Automation reliability is an important factor that may affect human trust in automation, which has been shown to strongly influence the way the human operator interacts with the automated system. If the trust level is too low, the human operator may not utilize the automated system as expected; if the trust level is too high, the over-trust may lead to automation biases. In these cases, the overall system performance will be undermined --- after all, the ultimate goal of human-automation collaboration is to improve performance beyond what would be achieved with either alone. Most of the past research has manipulated the automation reliability through “experience”. That is, participants perform a certain task with an automated system that has a certain level of reliability (e.g., an automated warning system providing valid warnings 75% of the times). During or after the task, participants’ trust and reliance on the automated system is measured, as well as the performance. However, research has shown that participants’ perceived reliability usually differs from the actual reliability. In a real-world situation, it is very likely that the exact reliability can be described to the human operator (i.e., through “description”).
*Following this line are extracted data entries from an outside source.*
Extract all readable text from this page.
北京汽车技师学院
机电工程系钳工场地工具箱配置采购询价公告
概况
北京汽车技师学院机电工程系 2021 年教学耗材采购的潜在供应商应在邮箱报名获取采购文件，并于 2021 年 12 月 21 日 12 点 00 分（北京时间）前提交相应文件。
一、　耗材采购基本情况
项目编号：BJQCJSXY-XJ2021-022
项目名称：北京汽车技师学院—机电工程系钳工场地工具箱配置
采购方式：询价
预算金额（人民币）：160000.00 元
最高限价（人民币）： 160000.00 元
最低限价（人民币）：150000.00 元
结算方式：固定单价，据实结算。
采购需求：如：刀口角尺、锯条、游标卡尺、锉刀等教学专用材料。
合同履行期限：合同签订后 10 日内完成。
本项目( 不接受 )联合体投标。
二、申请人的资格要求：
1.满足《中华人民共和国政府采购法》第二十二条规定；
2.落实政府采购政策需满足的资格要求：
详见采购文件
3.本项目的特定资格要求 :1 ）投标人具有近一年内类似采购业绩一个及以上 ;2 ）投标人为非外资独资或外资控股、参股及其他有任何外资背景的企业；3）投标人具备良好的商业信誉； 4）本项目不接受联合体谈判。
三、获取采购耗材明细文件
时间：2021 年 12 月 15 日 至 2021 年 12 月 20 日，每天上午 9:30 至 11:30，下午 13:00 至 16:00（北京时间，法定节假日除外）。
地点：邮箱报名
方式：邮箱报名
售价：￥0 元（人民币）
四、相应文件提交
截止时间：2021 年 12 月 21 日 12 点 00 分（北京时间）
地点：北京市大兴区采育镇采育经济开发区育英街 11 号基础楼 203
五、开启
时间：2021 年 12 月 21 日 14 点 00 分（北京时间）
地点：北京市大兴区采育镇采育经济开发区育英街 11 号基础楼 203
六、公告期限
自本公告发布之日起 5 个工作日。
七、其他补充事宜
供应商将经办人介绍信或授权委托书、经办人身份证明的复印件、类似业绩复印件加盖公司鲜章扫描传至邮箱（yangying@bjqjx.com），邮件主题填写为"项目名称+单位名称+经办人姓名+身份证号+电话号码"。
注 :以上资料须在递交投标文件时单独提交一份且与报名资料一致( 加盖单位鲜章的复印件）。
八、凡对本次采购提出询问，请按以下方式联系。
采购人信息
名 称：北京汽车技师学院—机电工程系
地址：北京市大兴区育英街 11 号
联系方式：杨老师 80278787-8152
A description-experience gap has been found robustly in human decision-making studies, according to which there are systematic differences between decisions made from description and decisions from experience. The current study examines the possible description-experience gap in the effect of automation reliability on human trust, reliance, and performance in the context of phishing. Specifically, the research investigates how the reliability of phishing warnings influences people's decisions about whether to proceed upon receiving the warning. The effect of the reliability of an automated phishing warning system is manipulated through experience with the system or through description of it. These two types of manipulations are directly compared, and the measures of interest are human trust in the warning (a subjective rating of how trustable the warning system is), human reliance on the automated system (an objective measure of whether the participants comply with the system’s warnings), and performance (the overall quality of the decisions made).